The introduction of ChatGPT suddenly brings Artificial Intelligence (AI) to the living rooms of ‘ordinary’ citizens. AI has become mainstream. And the entire world throws itself at it. What does this mean for the provision of financial services? Will it change the way we invest? What is the impact on customer contact? And: is our society actually ethically and legally ready for artificial intelligence? In this series, experts from inside and outside APG will be looking for the answers to these questions.
In part 4: Ron Jongen, innovator at the GroeiFabriek of APG.
How do you think Roy Amara would have looked at ChatGPT should he still be alive? The former American researcher and scientist became primarily known for the law that was named after him, addressing the effect of new technologies. According to Amara, people tend to overestimate the impact of innovations on the short term (between now and two years) but underestimate the impact in the long term (between now and fifteen years).
It is therefore not surprising that Ron Jongen, innovator at the GroeiFabriek – the innovation lab of APG – immediately refers to this law when he talks about the extremely rapid developments in the field of AI. Because due to the tsunami of worldwide attention for ChatGPT and all its derivatives, the perspective seems to be compromised somewhat at times, according to (Ron) Jongen. “Look, as it should be for an enthusiastic innovation department such as the GroeiFabriek, we also jumped at it straight away. We are still very busy with it but especially when it comes to a phenomenon such as this one, it is advisable to map the entire field of view. And don't be immediately blinded by the impressive technology.”
To reflect on the words of Amara: do we indeed overestimate the impact of AI on the short term?
“Let me make it clear that regenerative AI (where the technology behind artificial intelligence is able to create something new based on existing data, ed.) has truly made an amazingly huge step with the introduction of ChatGPT. Yes, the technology is impressive. And it can offer a great deal of opportunities. But there's also another side: risks, teething problems because of the new technology, improper use of AI. In order to properly assess the impact of AI on the world, you also have to explain and analyze those sides. That's what I mean by mapping the field of view. We are currently busy doing so.”

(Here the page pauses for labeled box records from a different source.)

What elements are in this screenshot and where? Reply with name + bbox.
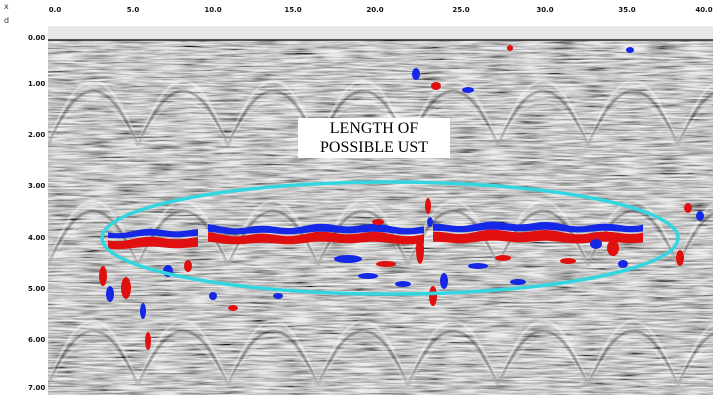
negative-reflection-spot bbox=[626, 47, 634, 53]
negative-reflection-spot bbox=[209, 292, 217, 300]
x-axis-label: x bbox=[4, 2, 9, 11]
positive-reflection-spot bbox=[607, 240, 619, 256]
positive-reflection-spot bbox=[228, 305, 238, 311]
positive-reflection-spot bbox=[495, 255, 511, 261]
negative-reflection-spot bbox=[510, 279, 526, 285]
annotation-line-2: POSSIBLE UST bbox=[319, 139, 429, 156]
x-tick-label: 30.0 bbox=[536, 6, 554, 14]
x-tick-label: 15.0 bbox=[284, 6, 302, 14]
y-tick-label: 7.00 bbox=[28, 384, 46, 392]
y-axis-label: d bbox=[4, 16, 10, 25]
negative-reflection-spot bbox=[462, 87, 474, 93]
negative-reflection-spot bbox=[334, 255, 362, 263]
positive-reflection-spot bbox=[560, 258, 576, 264]
negative-reflection-spot bbox=[395, 281, 411, 287]
positive-reflection-spot bbox=[372, 219, 384, 225]
negative-reflection-spot bbox=[590, 239, 602, 249]
positive-reflection-spot bbox=[416, 236, 424, 264]
x-tick-label: 20.0 bbox=[366, 6, 384, 14]
positive-reflection-band bbox=[208, 231, 424, 245]
surface-band bbox=[48, 26, 713, 40]
reflection-marks bbox=[99, 45, 704, 350]
negative-reflection-spot bbox=[618, 260, 628, 268]
y-tick-label: 6.00 bbox=[28, 336, 46, 344]
positive-reflection-spot bbox=[184, 260, 192, 272]
x-tick-label: 0.0 bbox=[48, 6, 62, 14]
y-tick-label: 5.00 bbox=[28, 285, 46, 293]
x-tick-label: 35.0 bbox=[618, 6, 636, 14]
negative-reflection-spot bbox=[427, 217, 433, 227]
positive-reflection-spot bbox=[429, 286, 437, 306]
positive-reflection-band bbox=[108, 236, 198, 250]
negative-reflection-spot bbox=[358, 273, 378, 279]
negative-reflection-band bbox=[433, 221, 643, 233]
y-tick-label: 0.00 bbox=[28, 34, 46, 42]
x-tick-label: 25.0 bbox=[452, 6, 470, 14]
positive-reflection-spot bbox=[376, 261, 396, 267]
y-tick-label: 1.00 bbox=[28, 80, 46, 88]
positive-reflection-spot bbox=[676, 250, 684, 266]
positive-reflection-spot bbox=[145, 332, 151, 350]
positive-reflection-spot bbox=[99, 266, 107, 286]
positive-reflection-spot bbox=[684, 203, 692, 213]
negative-reflection-spot bbox=[696, 211, 704, 221]
x-tick-label: 10.0 bbox=[204, 6, 222, 14]
negative-reflection-spot bbox=[412, 68, 420, 80]
negative-reflection-spot bbox=[106, 286, 114, 302]
positive-reflection-spot bbox=[507, 45, 513, 51]
positive-reflection-spot bbox=[121, 277, 131, 299]
annotation-line-1: LENGTH OF bbox=[329, 120, 419, 137]
x-tick-label: 40.0 bbox=[695, 6, 713, 14]
y-tick-label: 3.00 bbox=[28, 182, 46, 190]
negative-reflection-spot bbox=[273, 293, 283, 299]
y-tick-label: 4.00 bbox=[28, 234, 46, 242]
ust-highlight-ellipse bbox=[100, 180, 680, 296]
positive-reflection-spot bbox=[431, 82, 441, 90]
negative-reflection-band bbox=[108, 228, 198, 239]
y-tick-label: 2.00 bbox=[28, 131, 46, 139]
negative-reflection-spot bbox=[440, 273, 448, 289]
ust-annotation: LENGTH OF POSSIBLE UST bbox=[298, 118, 450, 158]
x-tick-label: 5.0 bbox=[126, 6, 140, 14]
positive-reflection-band bbox=[433, 229, 643, 244]
positive-reflection-spot bbox=[425, 198, 431, 214]
negative-reflection-spot bbox=[140, 303, 146, 319]
radargram-image bbox=[48, 26, 713, 395]
negative-reflection-band bbox=[208, 223, 424, 235]
negative-reflection-spot bbox=[468, 263, 488, 269]
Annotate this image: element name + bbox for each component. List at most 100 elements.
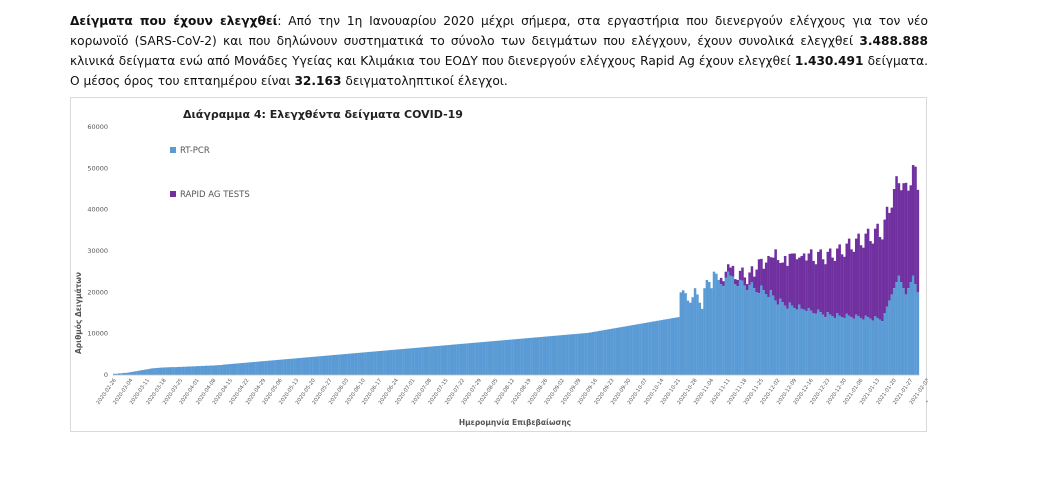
bar-rt-pcr [499, 340, 502, 375]
bars-group [113, 165, 920, 375]
bar-rt-pcr [494, 340, 498, 375]
bar-rt-pcr [712, 271, 716, 375]
bar-rapid-ag [729, 267, 732, 276]
bar-rt-pcr [504, 340, 507, 375]
bar-rt-pcr [195, 366, 199, 375]
bar-rt-pcr [613, 328, 616, 375]
bar-rt-pcr [245, 362, 249, 375]
bar-rapid-ag [738, 270, 742, 280]
bar-rt-pcr [788, 302, 792, 375]
bar-rapid-ag [850, 249, 853, 318]
bar-rt-pcr [589, 332, 593, 375]
bar-rt-pcr [300, 357, 303, 375]
bar-rt-pcr [831, 316, 834, 375]
bar-rt-pcr [421, 347, 424, 375]
bar-rt-pcr [186, 366, 190, 375]
bar-rapid-ag [904, 182, 908, 295]
bar-rt-pcr [715, 273, 718, 375]
bar-rt-pcr [824, 317, 827, 375]
pcr-total: 3.488.888 [859, 34, 928, 48]
bar-rt-pcr [414, 347, 417, 375]
bar-rt-pcr [416, 347, 419, 375]
bar-rt-pcr [406, 348, 410, 375]
bar-rt-pcr [885, 306, 889, 375]
bar-rt-pcr [703, 288, 706, 375]
bar-rt-pcr [127, 372, 130, 375]
summary-text-2: κλινικά δείγματα ενώ από Μονάδες Υγείας … [70, 54, 795, 68]
bar-rapid-ag [821, 259, 825, 315]
bar-rapid-ag [741, 267, 744, 281]
bar-rt-pcr [392, 349, 396, 375]
bar-rapid-ag [878, 236, 882, 320]
bar-rt-pcr [862, 319, 865, 375]
bar-rt-pcr [150, 368, 154, 375]
bar-rapid-ag [726, 264, 730, 272]
bar-rt-pcr [371, 351, 374, 375]
bar-rt-pcr [563, 334, 566, 375]
bar-rt-pcr [214, 365, 218, 375]
bar-rt-pcr [665, 319, 668, 375]
bar-rt-pcr [305, 357, 308, 375]
bar-rt-pcr [762, 290, 766, 375]
bar-rt-pcr [873, 316, 877, 375]
bar-rt-pcr [603, 329, 607, 375]
bar-rt-pcr [497, 340, 500, 375]
bar-rt-pcr [544, 336, 547, 375]
bar-rapid-ag [788, 253, 792, 303]
y-tick-label: 50000 [87, 164, 108, 172]
bar-rt-pcr [679, 292, 683, 375]
seven-day-average: 32.163 [294, 74, 342, 88]
bar-rapid-ag [888, 212, 891, 301]
bar-rt-pcr [636, 324, 640, 375]
bar-rt-pcr [456, 344, 460, 375]
bar-rt-pcr [634, 324, 638, 375]
bar-rt-pcr [774, 300, 777, 375]
bar-rt-pcr [489, 341, 493, 375]
bar-rt-pcr [447, 345, 450, 375]
bar-rapid-ag [753, 276, 756, 289]
bar-rt-pcr [534, 337, 538, 375]
bar-rt-pcr [537, 337, 540, 375]
bar-rt-pcr [705, 279, 709, 375]
bar-rapid-ag [900, 190, 903, 282]
y-tick-label: 30000 [87, 247, 108, 255]
bar-rt-pcr [286, 359, 289, 375]
bar-rt-pcr [224, 364, 227, 375]
bar-rt-pcr [684, 293, 687, 375]
bar-rt-pcr [662, 319, 666, 375]
bar-rt-pcr [243, 362, 246, 375]
bar-rt-pcr [532, 337, 536, 375]
bar-rt-pcr [423, 347, 427, 375]
bar-rapid-ag [722, 281, 725, 287]
bar-rt-pcr [323, 355, 327, 375]
bar-rt-pcr [124, 372, 128, 375]
bar-rt-pcr [876, 317, 879, 375]
y-tick-label: 60000 [87, 123, 108, 131]
bar-rt-pcr [326, 355, 329, 375]
bar-rt-pcr [632, 324, 635, 375]
bar-rt-pcr [155, 367, 159, 375]
bar-rapid-ag [843, 256, 846, 318]
bar-rapid-ag [864, 233, 867, 316]
bar-rt-pcr [577, 333, 581, 375]
bar-rt-pcr [236, 363, 239, 375]
bar-rt-pcr [376, 351, 379, 375]
bar-rapid-ag [748, 272, 751, 285]
bar-rt-pcr [516, 339, 519, 375]
bar-rt-pcr [658, 320, 661, 375]
bar-rt-pcr [158, 367, 161, 375]
bar-rt-pcr [568, 334, 571, 375]
bar-rt-pcr [136, 370, 140, 375]
bar-rt-pcr [672, 317, 675, 375]
bar-rt-pcr [347, 353, 351, 375]
bar-rt-pcr [572, 334, 576, 375]
bar-rt-pcr [698, 302, 702, 375]
bar-rapid-ag [838, 244, 841, 316]
bar-rapid-ag [819, 249, 822, 313]
bar-rt-pcr [622, 326, 626, 375]
bar-rt-pcr [387, 350, 391, 375]
bar-rt-pcr [309, 357, 313, 375]
bar-rt-pcr [914, 284, 917, 375]
bar-rt-pcr [188, 366, 192, 375]
bar-rt-pcr [295, 358, 299, 375]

And what are your findings?
“In any case that the real solutions AI can offer for the pension industry – which is obviously what we are doing at APG and the GroeiFabriek – will probably still take a while to be implemented. After ChatGPT was introduced, we immediately initiated a so-called exploration: looking at the technology from different sides. And to determine based upon the outcomes: What can it do? How will it develop? And what can we already do now and in five years' time?”
Partly thanks to ChatGPT, AI is rapidly being used professionally in increasingly more industries. Why do you expect it to help the pension industry only after such a lengthy period of time?
“Just to be clear: APG is already using forms of AI. So, it's not the case that we will only be looking at what artificial intelligence could mean to us in two years' time. But as a pension administrator we are – justifiably – heavily regulated. We manage a lot of money from a lot of participants in the name of our pension fund customers. Our service provision for all of these people therefore has to be entirely right. AI can do a great deal but it's not flawless. It contains mistakes and is sometimes still biased. And yes, the technology is also developing further, but we have to be absolutely sure that it is safe to use which is currently not yet the case.”
You also point out the improper use of AI. Is that a risk for the pension industry as well?
“You lower the threshold. For example, it is currently very easy to have a legal letter of complaint prepared within a few seconds. You obviously don't want people to massively start utilizing this option to block certain laws and regulations or to unnecessarily delay certain procedures.”